Dört kapı demek:(şeriat;tarikat,marifet,hakikat)kapıları demektir.bunların tefsiri üzerinde çok uğraşanlar ve yorulanlar olmuştur.Ehli tesavvuf (şeriat:alemi nasut;tarikat;alemi ceberut ;marifet:alemi melekut ;hakikat:alemi Lahut' dur demişler.
azaya benzetenler olmuş (şeriat:göz;tarikat:kulak;marifet:ağız;hakikat:burun) gibidir demişler.dört unsura da benzetenler olmuş (şeriat: yel ; tarikat;ateş;marifet:su;hakikat:toprak) gibidir demişler.

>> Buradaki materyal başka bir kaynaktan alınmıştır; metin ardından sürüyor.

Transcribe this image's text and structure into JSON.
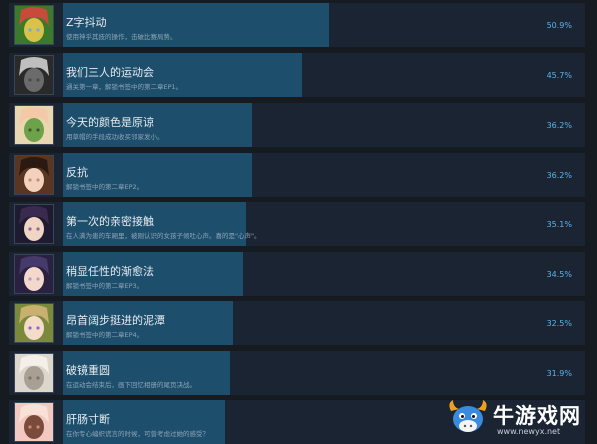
{
  "achievements": [
    {
      "title": "Z字抖动",
      "desc": "使用神乎其技的操作，击破比赛局势。",
      "pct": "50.9%",
      "fill": 0.509,
      "thumb": {
        "name": "thumb-z-shake-icon",
        "colors": [
          "#3a7a2a",
          "#d8c24a",
          "#c94a3a",
          "#6fb0d8"
        ]
      }
    },
    {
      "title": "我们三人的运动会",
      "desc": "通关第一章，解锁书签中的第二章EP1。",
      "pct": "45.7%",
      "fill": 0.457,
      "thumb": {
        "name": "thumb-sports-day-icon",
        "colors": [
          "#2a2a2a",
          "#6b6b6b",
          "#bfbfbf",
          "#4a4a4a"
        ]
      }
    },
    {
      "title": "今天的颜色是原谅",
      "desc": "用草帽的手段成功收买邻家发小。",
      "pct": "36.2%",
      "fill": 0.362,
      "thumb": {
        "name": "thumb-forgiveness-color-icon",
        "colors": [
          "#e8d7b0",
          "#6ea24a",
          "#f4c9a8",
          "#3f5a2a"
        ]
      }
    },
    {
      "title": "反抗",
      "desc": "解锁书签中的第二章EP2。",
      "pct": "36.2%",
      "fill": 0.362,
      "thumb": {
        "name": "thumb-resist-icon",
        "colors": [
          "#5a3520",
          "#f2d2bf",
          "#2a1a12",
          "#c89070"
        ]
      }
    },
    {
      "title": "第一次的亲密接触",
      "desc": "在人满为患的车厢里，被刚认识的女孩子倾吐心声。喜的是\"心声\"。",
      "pct": "35.1%",
      "fill": 0.351,
      "thumb": {
        "name": "thumb-first-contact-icon",
        "colors": [
          "#1e1a30",
          "#f0d4c4",
          "#3a2a50",
          "#8a6a9a"
        ]
      }
    },
    {
      "title": "稍显任性的渐愈法",
      "desc": "解锁书签中的第二章EP3。",
      "pct": "34.5%",
      "fill": 0.345,
      "thumb": {
        "name": "thumb-healing-method-icon",
        "colors": [
          "#2a2040",
          "#f4d8cc",
          "#463a6a",
          "#b09ac8"
        ]
      }
    },
    {
      "title": "昂首阔步挺进的泥潭",
      "desc": "解锁书签中的第二章EP4。",
      "pct": "32.5%",
      "fill": 0.325,
      "thumb": {
        "name": "thumb-mire-icon",
        "colors": [
          "#7a8a3a",
          "#f4dcc8",
          "#c8b070",
          "#8a6acf"
        ]
      }
    },
    {
      "title": "破镜重圆",
      "desc": "在运动会结束后，画下回忆相册的尾页决战。",
      "pct": "31.9%",
      "fill": 0.319,
      "thumb": {
        "name": "thumb-reunion-icon",
        "colors": [
          "#dcd6cc",
          "#a8a094",
          "#f4efe8",
          "#7c746a"
        ]
      }
    },
    {
      "title": "肝肠寸断",
      "desc": "在你专心编织谎言的时候，可曾考虑过她的感受？",
      "pct": "",
      "fill": 0.31,
      "thumb": {
        "name": "thumb-heartbreak-icon",
        "colors": [
          "#f2c8c0",
          "#7a4a3a",
          "#f8e2d8",
          "#c98a7a"
        ]
      }
    }
  ],
  "watermark": {
    "text": "牛游戏网",
    "url": "www.newyx.net",
    "colors": {
      "horns": "#f0a020",
      "face": "#3a8ae0"
    }
  }
}
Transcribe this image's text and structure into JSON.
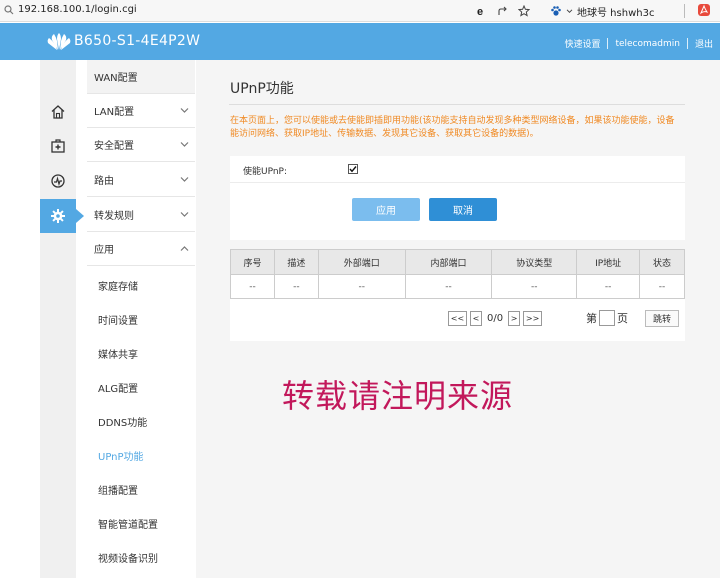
{
  "browser": {
    "url": "192.168.100.1/login.cgi",
    "extension_label": "地球号 hshwh3c"
  },
  "header": {
    "model": "B650-S1-4E4P2W",
    "quick_setup": "快速设置",
    "user": "telecomadmin",
    "logout": "退出",
    "bg_color": "#53a8e3"
  },
  "nav_icons": [
    {
      "icon": "home-icon",
      "active": false
    },
    {
      "icon": "medical-kit-icon",
      "active": false
    },
    {
      "icon": "speedometer-icon",
      "active": false
    },
    {
      "icon": "gear-icon",
      "active": true
    }
  ],
  "menu": {
    "items": [
      {
        "label": "WAN配置",
        "chevron": "none"
      },
      {
        "label": "LAN配置",
        "chevron": "down"
      },
      {
        "label": "安全配置",
        "chevron": "down"
      },
      {
        "label": "路由",
        "chevron": "down"
      },
      {
        "label": "转发规则",
        "chevron": "down"
      },
      {
        "label": "应用",
        "chevron": "up"
      }
    ],
    "sub_items": [
      {
        "label": "家庭存储",
        "active": false
      },
      {
        "label": "时间设置",
        "active": false
      },
      {
        "label": "媒体共享",
        "active": false
      },
      {
        "label": "ALG配置",
        "active": false
      },
      {
        "label": "DDNS功能",
        "active": false
      },
      {
        "label": "UPnP功能",
        "active": true
      },
      {
        "label": "组播配置",
        "active": false
      },
      {
        "label": "智能管道配置",
        "active": false
      },
      {
        "label": "视频设备识别",
        "active": false
      }
    ]
  },
  "main": {
    "title": "UPnP功能",
    "notice": "在本页面上，您可以使能或去使能即插即用功能(该功能支持自动发现多种类型网络设备，如果该功能使能，设备能访问网络、获取IP地址、传输数据、发现其它设备、获取其它设备的数据)。",
    "enable_label": "使能UPnP:",
    "enable_checked": true,
    "apply_label": "应用",
    "cancel_label": "取消",
    "table": {
      "headers": [
        "序号",
        "描述",
        "外部端口",
        "内部端口",
        "协议类型",
        "IP地址",
        "状态"
      ],
      "rows": [
        [
          "--",
          "--",
          "--",
          "--",
          "--",
          "--",
          "--"
        ]
      ]
    },
    "pager": {
      "first": "<<",
      "prev": "<",
      "count": "0/0",
      "next": ">",
      "last": ">>",
      "page_prefix": "第",
      "page_suffix": "页",
      "jump": "跳转"
    }
  },
  "watermark": "转载请注明来源"
}
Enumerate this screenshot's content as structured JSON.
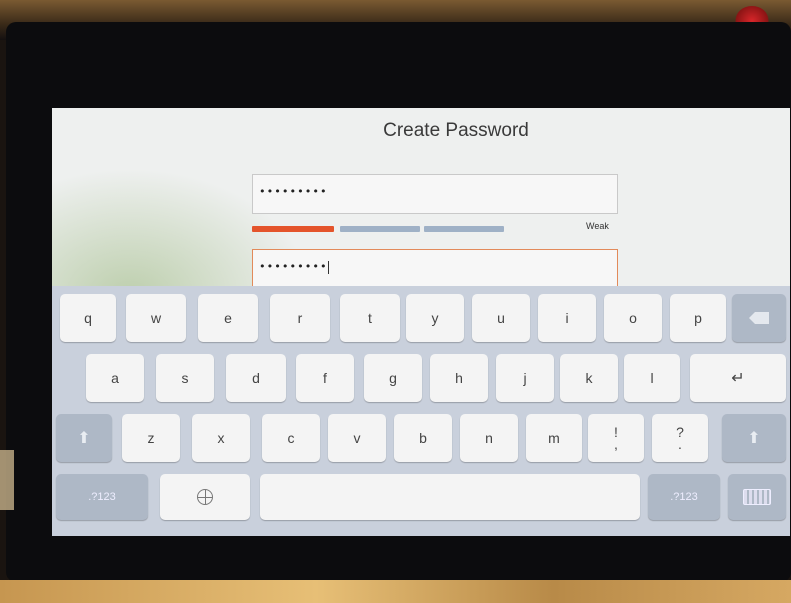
{
  "screen": {
    "title": "Create Password",
    "password_field": {
      "value": "•••••••••"
    },
    "confirm_field": {
      "value": "•••••••••"
    },
    "strength": {
      "label": "Weak",
      "level": 1,
      "max_level": 3
    }
  },
  "keyboard": {
    "row1": [
      "q",
      "w",
      "e",
      "r",
      "t",
      "y",
      "u",
      "i",
      "o",
      "p"
    ],
    "row2": [
      "a",
      "s",
      "d",
      "f",
      "g",
      "h",
      "j",
      "k",
      "l"
    ],
    "row3": [
      "z",
      "x",
      "c",
      "v",
      "b",
      "n",
      "m",
      "!",
      "?"
    ],
    "row3_sub": [
      ",",
      "."
    ],
    "numbers_label": ".?123",
    "icons": {
      "backspace": "backspace-icon",
      "enter": "return-icon",
      "shift": "shift-icon",
      "globe": "globe-icon",
      "hide": "keyboard-icon"
    },
    "colors": {
      "background": "#c9d0dc",
      "key": "#f4f4f4",
      "function_key": "#aeb8c6"
    }
  },
  "colors": {
    "strength_active": "#e4542b",
    "strength_inactive": "#9fb1c6"
  }
}
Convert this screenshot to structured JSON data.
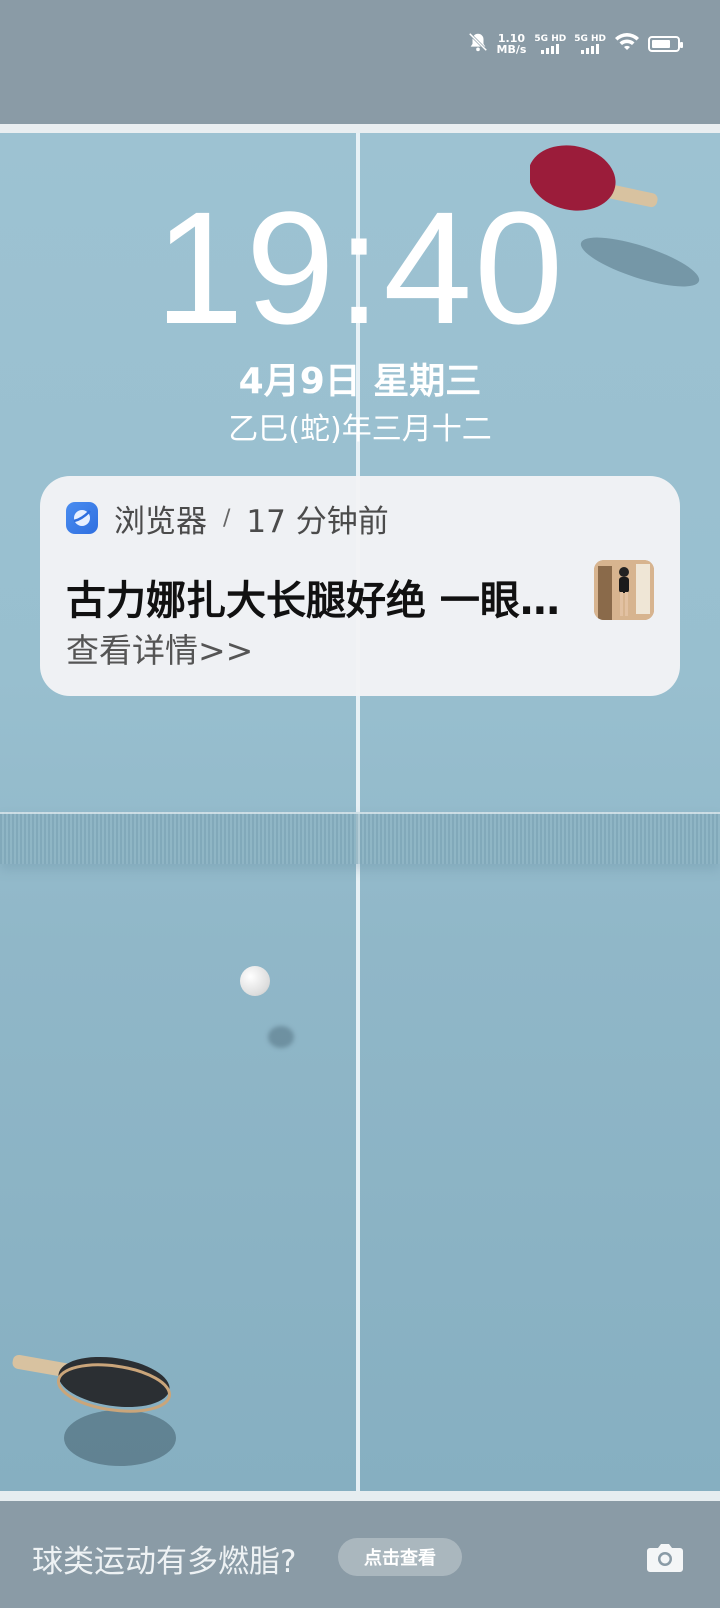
{
  "status_bar": {
    "mute_icon": "bell-off-icon",
    "net_speed_value": "1.10",
    "net_speed_unit": "MB/s",
    "sim1_label": "5G HD",
    "sim2_label": "5G HD",
    "wifi_icon": "wifi-icon",
    "battery_level": 0.8
  },
  "lockscreen": {
    "time": "19:40",
    "date": "4月9日 星期三",
    "lunar_date": "乙巳(蛇)年三月十二"
  },
  "notification": {
    "app_icon": "browser-icon",
    "app_name": "浏览器",
    "separator": "/",
    "time_ago": "17 分钟前",
    "title": "古力娜扎大长腿好绝 一眼…",
    "body": "查看详情>>"
  },
  "bottom_bar": {
    "promo_text": "球类运动有多燃脂?",
    "promo_button": "点击查看",
    "camera_icon": "camera-icon"
  },
  "colors": {
    "table_blue": "#98bfcf",
    "band_gray": "#8a9ba6",
    "paddle_red": "#9b1c3a",
    "paddle_black": "#2b2f33",
    "browser_blue": "#2f6fe0"
  }
}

Bektaşiler ise :( şeriat;anadan doğmak ;tarikat:ikrar vermek;marifet;nefsini bilmek;hakikat;hakkı kendi öz vücudunda bulmak)dır diye inanmışlardır.buna birde asri mana verirsek iyi olur: adem babamızdan hazreti Muhammed'e kadar nebi ve Mürsel Namil'e bir çok şeriat sahibi peygamberler geldi geçti . bu (şeriat devri) idi. Muhammed ali dünyaya gelince şeriat yine devam etmekle beraber (tarikat kapısı) da açıldı.birçok keramet gösteren veliler zuhur etti . bu da kemal devresini zamanımıza kadar yaşadıktan sonra kapandı bitti.içinde bulunduğumuz asra da (marifet devri )diyebiliriz: denize dalıyor havada uçuyor dünyanın öbür ucundaki insanlarla evimizde imişiz gibi konuşup duruyoruz.binaenaleyh daimi bir sulhu selametle beşeriyetin refah ve saadete kavuşacağı bir günün geleceği de sezilmektedir ki bu devreye de (hakikat) adı verirsek hiçbir hata olmaz sanırım.